Pour les conférenciers du jour, l’organisation d’un test de recrutement fut-il interne ou externe, la direction générale associe toujours des délégués du personnel issus des trois structures syndicales existantes au sein de l’institution. De ce point de vu donc, ils affirment que chaque entité syndicale a eu droit à deux représentants tout au long du processus. Pour Jean-Yves Ouoba, secrétaire général adjoint de l’OSPS/USTB, aucune disposition légale à la CNSS n’interdit un candidat qui a un parent dans l’institution de passer le test et de le réussir. Pour eux, la logique aurait voulu que les accusateurs dénoncent plutôt un disfonctionnement lors du déroulement du test, où qu’ils brandissent une quelconque preuve de fraude.

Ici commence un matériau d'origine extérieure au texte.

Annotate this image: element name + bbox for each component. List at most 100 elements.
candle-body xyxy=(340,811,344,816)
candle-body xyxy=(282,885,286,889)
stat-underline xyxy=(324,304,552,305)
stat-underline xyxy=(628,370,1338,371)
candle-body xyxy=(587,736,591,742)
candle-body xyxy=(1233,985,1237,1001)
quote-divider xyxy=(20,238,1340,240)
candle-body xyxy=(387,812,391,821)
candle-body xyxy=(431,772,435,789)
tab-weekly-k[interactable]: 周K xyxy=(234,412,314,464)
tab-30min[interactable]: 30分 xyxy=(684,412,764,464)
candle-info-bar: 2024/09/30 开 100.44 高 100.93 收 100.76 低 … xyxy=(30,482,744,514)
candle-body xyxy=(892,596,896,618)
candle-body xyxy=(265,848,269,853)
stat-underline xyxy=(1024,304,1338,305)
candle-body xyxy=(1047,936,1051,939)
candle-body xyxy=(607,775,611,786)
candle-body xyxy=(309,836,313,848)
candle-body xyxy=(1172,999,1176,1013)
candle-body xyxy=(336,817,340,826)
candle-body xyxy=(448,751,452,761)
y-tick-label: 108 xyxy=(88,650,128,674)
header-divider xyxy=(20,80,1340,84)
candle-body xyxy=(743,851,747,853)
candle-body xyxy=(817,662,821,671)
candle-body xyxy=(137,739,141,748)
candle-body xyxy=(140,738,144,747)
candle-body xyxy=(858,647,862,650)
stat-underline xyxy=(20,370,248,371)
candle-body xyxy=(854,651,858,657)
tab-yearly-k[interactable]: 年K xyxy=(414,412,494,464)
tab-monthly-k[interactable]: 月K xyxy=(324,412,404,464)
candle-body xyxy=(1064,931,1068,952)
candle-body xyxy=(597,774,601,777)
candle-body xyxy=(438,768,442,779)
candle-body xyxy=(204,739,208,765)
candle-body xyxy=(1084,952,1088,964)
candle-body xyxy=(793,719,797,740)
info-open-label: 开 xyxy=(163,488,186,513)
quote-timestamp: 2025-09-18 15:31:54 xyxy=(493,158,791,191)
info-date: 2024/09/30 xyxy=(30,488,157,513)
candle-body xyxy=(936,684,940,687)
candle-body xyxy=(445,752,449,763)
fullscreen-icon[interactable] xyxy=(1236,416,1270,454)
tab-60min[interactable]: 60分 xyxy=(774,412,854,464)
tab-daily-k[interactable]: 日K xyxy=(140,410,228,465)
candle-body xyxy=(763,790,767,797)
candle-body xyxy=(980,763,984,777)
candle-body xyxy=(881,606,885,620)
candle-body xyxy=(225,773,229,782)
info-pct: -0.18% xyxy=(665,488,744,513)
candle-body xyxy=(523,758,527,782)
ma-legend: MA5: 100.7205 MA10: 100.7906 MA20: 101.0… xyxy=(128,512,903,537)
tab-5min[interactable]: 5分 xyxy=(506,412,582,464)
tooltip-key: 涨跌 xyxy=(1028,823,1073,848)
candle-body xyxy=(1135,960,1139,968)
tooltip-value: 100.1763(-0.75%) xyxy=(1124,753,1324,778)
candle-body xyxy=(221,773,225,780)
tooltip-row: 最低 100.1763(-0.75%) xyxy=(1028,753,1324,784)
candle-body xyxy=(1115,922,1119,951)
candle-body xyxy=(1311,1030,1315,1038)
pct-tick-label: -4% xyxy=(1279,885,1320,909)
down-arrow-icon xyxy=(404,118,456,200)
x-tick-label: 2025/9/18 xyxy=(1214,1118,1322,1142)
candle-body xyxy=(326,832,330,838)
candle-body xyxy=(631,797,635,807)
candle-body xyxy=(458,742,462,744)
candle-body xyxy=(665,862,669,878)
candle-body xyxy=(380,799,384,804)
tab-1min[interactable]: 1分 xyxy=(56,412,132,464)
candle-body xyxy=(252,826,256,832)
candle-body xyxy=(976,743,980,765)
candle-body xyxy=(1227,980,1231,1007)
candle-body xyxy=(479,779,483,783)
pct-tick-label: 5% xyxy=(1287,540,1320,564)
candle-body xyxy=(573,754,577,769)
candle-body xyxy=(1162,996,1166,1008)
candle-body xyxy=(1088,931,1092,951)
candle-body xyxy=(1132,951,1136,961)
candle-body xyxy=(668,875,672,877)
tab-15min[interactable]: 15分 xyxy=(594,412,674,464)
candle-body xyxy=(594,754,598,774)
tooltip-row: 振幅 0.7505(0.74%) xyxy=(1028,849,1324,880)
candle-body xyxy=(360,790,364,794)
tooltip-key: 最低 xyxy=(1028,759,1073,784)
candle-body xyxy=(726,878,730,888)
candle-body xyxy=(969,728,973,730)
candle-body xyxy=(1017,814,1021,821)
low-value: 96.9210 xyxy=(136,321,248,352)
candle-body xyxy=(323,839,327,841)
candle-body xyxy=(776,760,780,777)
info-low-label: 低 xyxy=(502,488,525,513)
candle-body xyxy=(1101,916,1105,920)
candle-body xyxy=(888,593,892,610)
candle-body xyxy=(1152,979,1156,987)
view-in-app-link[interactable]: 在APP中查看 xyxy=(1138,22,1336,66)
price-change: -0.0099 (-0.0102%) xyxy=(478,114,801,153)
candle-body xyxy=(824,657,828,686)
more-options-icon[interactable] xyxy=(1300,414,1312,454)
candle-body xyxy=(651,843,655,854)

«Comment peut-on s’appuyer sur des arguments aussi impertinents que les patronymes pour contester le résultat de certains candidats, alors que tout candidat autorisé à compétir est susceptible de réussir», s’interroge M. Ouoba. Il s’étonne donc de la réaction de la Coordination des comités CGT-B/CNSS au terme du processus. «Au bout du compte, il est clair que cette action a servi de cheval de bataille pour régler de vieux comptes. Ceux qui tentent aujourd’hui de décrédibiliser le processus ont tort de le faire ainsi sans chercher à apporter des preuves, car ils ont été partie prenante du début à la fin et signataires sur tous les procès-verbaux», enfonce Jean-Yves Ouoba.

De quels vieux comptes s’agit-il ?

A cette question des journalistes, Léopold Toé, secrétaire général de  l’OSPS/USTB avoue que le processus a des failles mais souhaite que le linge sale se lave en famille. «Nos camarades sont libres de tenir une conférence de presse mais nous disons que nous disposons de procédures à l’interne en cas de revendication ou de désaccord. Il y a par exemple le collège des délégués qui n’a pas été saisi, qui est une instance, également aucune assemblée générale n’a été convoquée», ajoute M. Toé.